Ousted Caracas Mayor Flees House Arrest, Arrives in Colombia

CARACAS, Venezuela (AP) —

Ousted Caracas Mayor Antonio Ledezma escaped house arrest and fled to Colombia on Friday, an apparent embarrassment for security forces who had been keeping close watch over one of Venezuela’s most prominent opposition leaders.

Colombian immigration authorities said in a statement that Ledezma entered the country legally after crossing the Simon Bolivar bridge separating the two countries.

In his first comments from an airport in the Colombian city of Cucuta, Ledezma described his escape as “movie-like,” requiring him to sneak past more than 20 police checkpoints in the long drive from the capital to the western border.

Holding a Venezuelan flag, he said he would continue fighting to restore Venezuela’s democracy from exile, adding that the decision to flee was his alone and kept a secret even from his family, who have been living outside Venezuela.

“This decision I took consulting only my conscience,” Ledezma told reporters before boarding a private plane for the Colombian capital of Bogota.

As Venezuelans were waking up to the news of Ledezma’s escape, several heavily armed police officers surrounded Ledezma’s residence in Caracas as soon as news of his escape broke.

Ledezma was removed as mayor of Caracas and detained in 2015 on charges of plotting to oust President Nicolas Maduro. After a few months in jail he was released and placed under house arrest due to health issues.

He was one of the leaders of anti-government protests that rocked Venezuela in 2014 and led to the jailing of other prominent opponents, including Leopoldo Lopez, who remains under house arrest.

Maria Corina Machado, another hardline opposition leader close to Ledezma, said the politician decided to leave because he was under threat after he recently broke with other members of the opposition and stridently condemned attempts at initiating a new round of dialogue with Maduro’s government.

“I was sure that Antonio Ledezma wouldn’t allow himself to become a hostage of tyranny,” Machado said in a tweet.

Ledezma’s wife, Mitzy Capriles, said state intelligence agents had broken into the family’s home but quickly discovered that her husband was not there.

Lawmakers from Ledezma’s Alliance for the Brave People political party were among a small group of legislators who this week decided to form their own parliamentary bloc to distinguish themselves from other opposition parties they consider too accommodating of Maduro.

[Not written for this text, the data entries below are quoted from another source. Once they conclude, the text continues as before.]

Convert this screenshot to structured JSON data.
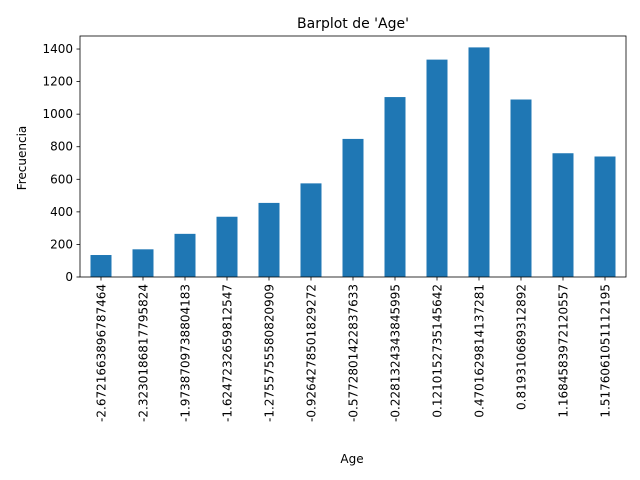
{
  "chart_data": {
    "type": "bar",
    "title": "Barplot de 'Age'",
    "xlabel": "Age",
    "ylabel": "Frecuencia",
    "categories": [
      "-2.6721663896787464",
      "-2.3230186817795824",
      "-1.9738709738804183",
      "-1.6247232659812547",
      "-1.2755755580820909",
      "-0.9264278501829272",
      "-0.5772801422837633",
      "-0.2281324343845995",
      "0.1210152735145642",
      "0.4701629814137281",
      "0.819310689312892",
      "1.1684583972120557",
      "1.5176061051112195"
    ],
    "values": [
      135,
      170,
      265,
      370,
      455,
      575,
      848,
      1105,
      1335,
      1410,
      1090,
      760,
      740
    ],
    "yticks": [
      0,
      200,
      400,
      600,
      800,
      1000,
      1200,
      1400
    ],
    "ylim": [
      0,
      1480
    ],
    "bar_color": "#1f77b4",
    "grid": false,
    "legend": "none"
  }
}
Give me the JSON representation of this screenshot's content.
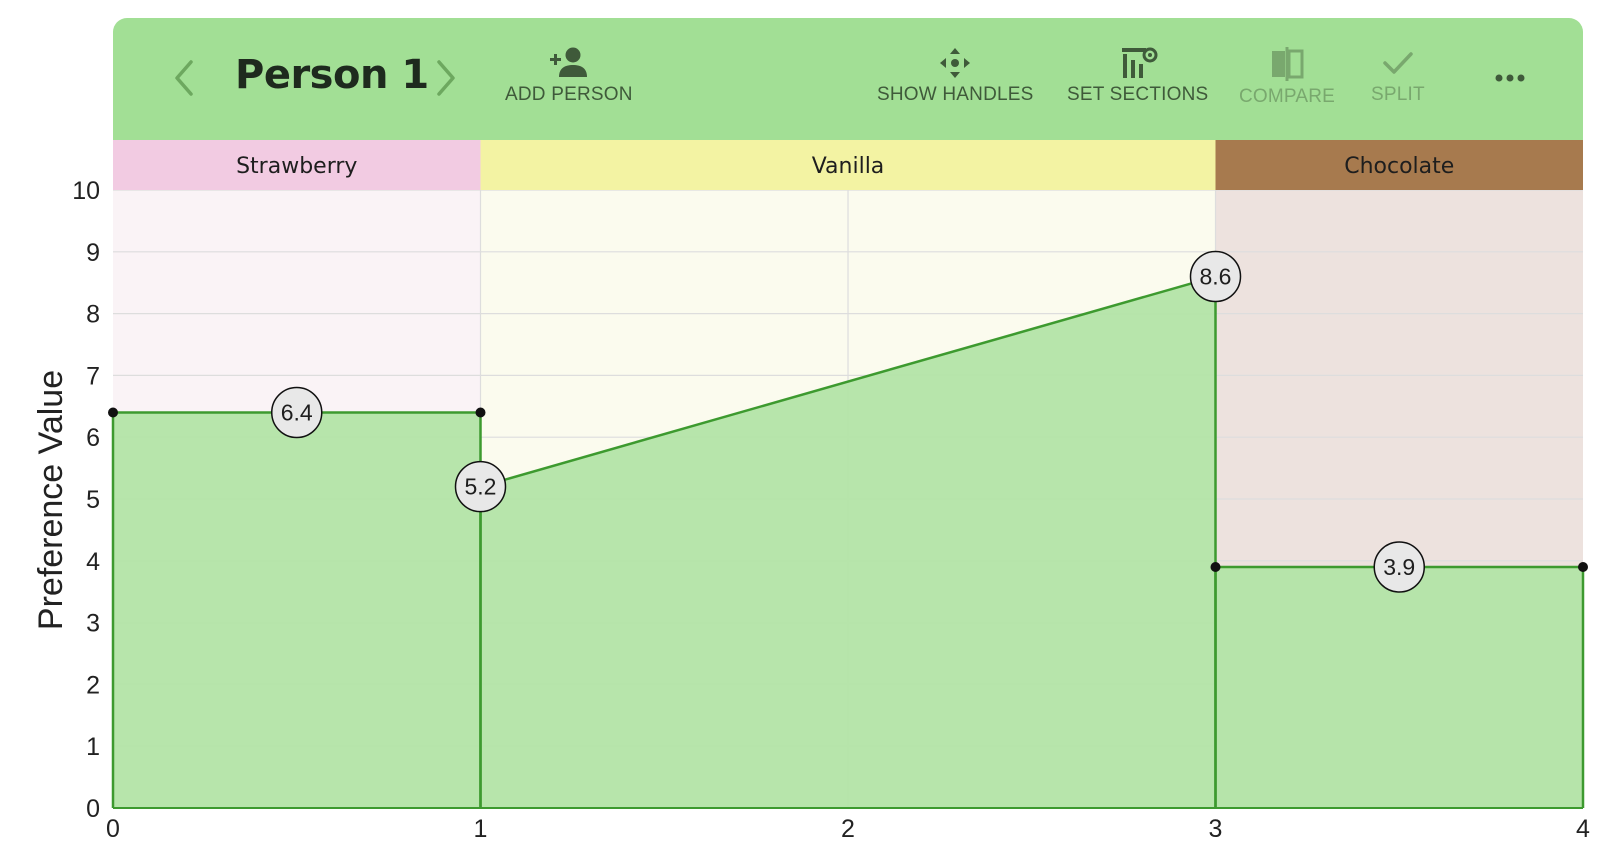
{
  "toolbar": {
    "person_name": "Person 1",
    "prev_icon": "chevron-left-icon",
    "next_icon": "chevron-right-icon",
    "add_person_label": "ADD PERSON",
    "show_handles_label": "SHOW HANDLES",
    "set_sections_label": "SET SECTIONS",
    "compare_label": "COMPARE",
    "split_label": "SPLIT",
    "more_icon": "more-horizontal-icon",
    "background_color": "#a2df95"
  },
  "chart_data": {
    "type": "area",
    "ylabel": "Preference Value",
    "xlim": [
      0,
      4
    ],
    "ylim": [
      0,
      10
    ],
    "x_ticks": [
      "0",
      "1",
      "2",
      "3",
      "4"
    ],
    "y_ticks": [
      "0",
      "1",
      "2",
      "3",
      "4",
      "5",
      "6",
      "7",
      "8",
      "9",
      "10"
    ],
    "grid": true,
    "fill_color": "#b3e4a6",
    "line_color": "#3d9a2f",
    "sections": [
      {
        "label": "Strawberry",
        "start": 0,
        "end": 1,
        "header_color": "#f2cbe2",
        "bg_color": "#faf3f6"
      },
      {
        "label": "Vanilla",
        "start": 1,
        "end": 3,
        "header_color": "#f3f3a3",
        "bg_color": "#fbfbee"
      },
      {
        "label": "Chocolate",
        "start": 3,
        "end": 4,
        "header_color": "#a77a4e",
        "bg_color": "#ede2de"
      }
    ],
    "segments": [
      {
        "x": [
          0,
          1
        ],
        "y": [
          6.4,
          6.4
        ],
        "label": "6.4"
      },
      {
        "x": [
          1,
          3
        ],
        "y": [
          5.2,
          8.6
        ],
        "label_start": "5.2",
        "label_end": "8.6"
      },
      {
        "x": [
          3,
          4
        ],
        "y": [
          3.9,
          3.9
        ],
        "label": "3.9"
      }
    ]
  }
}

The umbrella Democratic Unity opposition group this week sent representatives to the Dominican Republic to discuss the agenda for talks with Maduro’s government that are slated to begin in two weeks on the Caribbean island under the observation of six foreign governments.

Those talks come as Venezuela approaches hyperinflation and Maduro is struggling to stay current on the country’s foreign debt. This week, several ratings agencies and a finance-industry group said Venezuela had defaulted on its foreign bonds after missing several payments.

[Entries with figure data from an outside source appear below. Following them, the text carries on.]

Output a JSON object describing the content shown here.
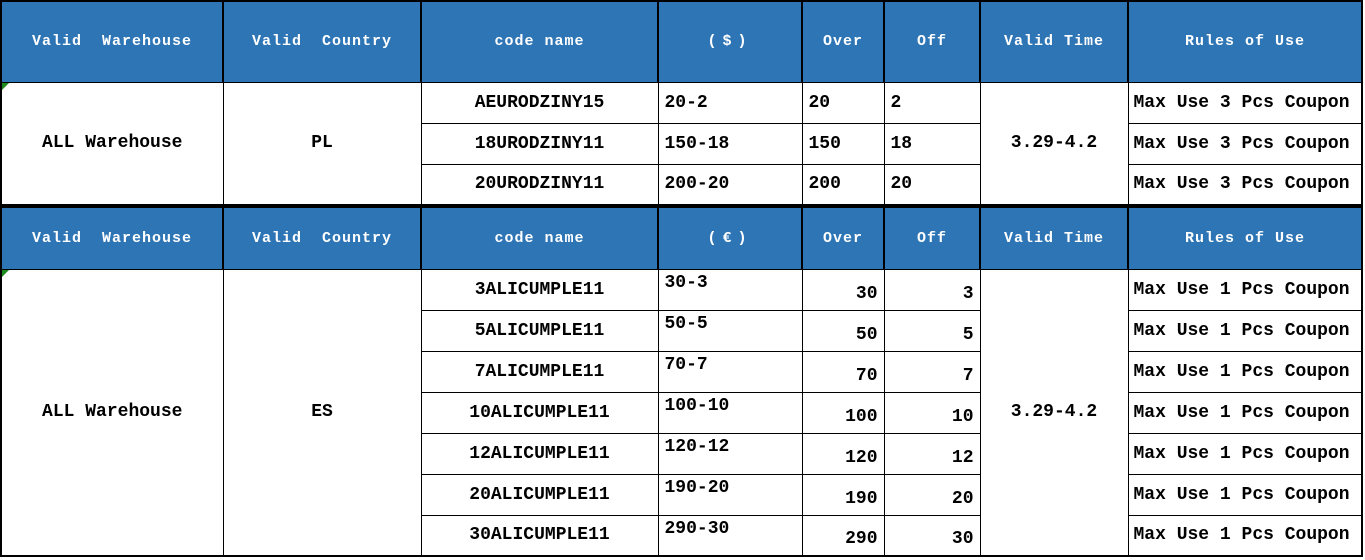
{
  "theme": {
    "header_bg": "#2E75B6",
    "header_text": "#FFFFFF",
    "border": "#000000",
    "cell_bg": "#FFFFFF",
    "cell_text": "#000000",
    "corner_marker_green": "#1E8A1E"
  },
  "sections": [
    {
      "id": "usd",
      "header": {
        "warehouse": "Valid  Warehouse",
        "country": "Valid  Country",
        "code": "code name",
        "amount": "($)",
        "over": "Over",
        "off": "Off",
        "time": "Valid Time",
        "rules": "Rules of Use"
      },
      "warehouse": "ALL Warehouse",
      "country": "PL",
      "valid_time": "3.29-4.2",
      "rows": [
        {
          "code": "AEURODZINY15",
          "amount": "20-2",
          "over": "20",
          "off": "2",
          "rules": "Max Use 3 Pcs Coupon"
        },
        {
          "code": "18URODZINY11",
          "amount": "150-18",
          "over": "150",
          "off": "18",
          "rules": "Max Use 3 Pcs Coupon"
        },
        {
          "code": "20URODZINY11",
          "amount": "200-20",
          "over": "200",
          "off": "20",
          "rules": "Max Use 3 Pcs Coupon"
        }
      ]
    },
    {
      "id": "eur",
      "header": {
        "warehouse": "Valid  Warehouse",
        "country": "Valid  Country",
        "code": "code name",
        "amount": "(€)",
        "over": "Over",
        "off": "Off",
        "time": "Valid Time",
        "rules": "Rules of Use"
      },
      "warehouse": "ALL Warehouse",
      "country": "ES",
      "valid_time": "3.29-4.2",
      "rows": [
        {
          "code": "3ALICUMPLE11",
          "amount": "30-3",
          "over": "30",
          "off": "3",
          "rules": "Max Use 1 Pcs Coupon"
        },
        {
          "code": "5ALICUMPLE11",
          "amount": "50-5",
          "over": "50",
          "off": "5",
          "rules": "Max Use 1 Pcs Coupon"
        },
        {
          "code": "7ALICUMPLE11",
          "amount": "70-7",
          "over": "70",
          "off": "7",
          "rules": "Max Use 1 Pcs Coupon"
        },
        {
          "code": "10ALICUMPLE11",
          "amount": "100-10",
          "over": "100",
          "off": "10",
          "rules": "Max Use 1 Pcs Coupon"
        },
        {
          "code": "12ALICUMPLE11",
          "amount": "120-12",
          "over": "120",
          "off": "12",
          "rules": "Max Use 1 Pcs Coupon"
        },
        {
          "code": "20ALICUMPLE11",
          "amount": "190-20",
          "over": "190",
          "off": "20",
          "rules": "Max Use 1 Pcs Coupon"
        },
        {
          "code": "30ALICUMPLE11",
          "amount": "290-30",
          "over": "290",
          "off": "30",
          "rules": "Max Use 1 Pcs Coupon"
        }
      ]
    }
  ]
}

Maduro is betting that talks with the opposition will help him get backing for a plan to restructure the country’s foreign debt. Meanwhile, his opponents want guarantees that presidential elections scheduled for next year will be fair and transparent after widespread international condemnation of vote-rigging in recent gubernatorial elections that pro-government candidates swept despite widespread rejection of Maduro.

Hundreds of thousands of Venezuelans have crossed into Colombia fleeing their nation’s volatile economy and political hostility in recent years, many crossing through the same bridge that Ledezma took. Thousands of others cross through hundreds of “trochas,” unpaved dirt roads along Venezuela’s porous 1,370-mile border with Colombia.

In August, Venezuela’s ousted chief prosecutor, Luisa Ortega Diaz, arrived in Colombia after first fleeing to Aruba. Other opposition leaders and magistrates have also sought refuge in the neighboring Andean nation.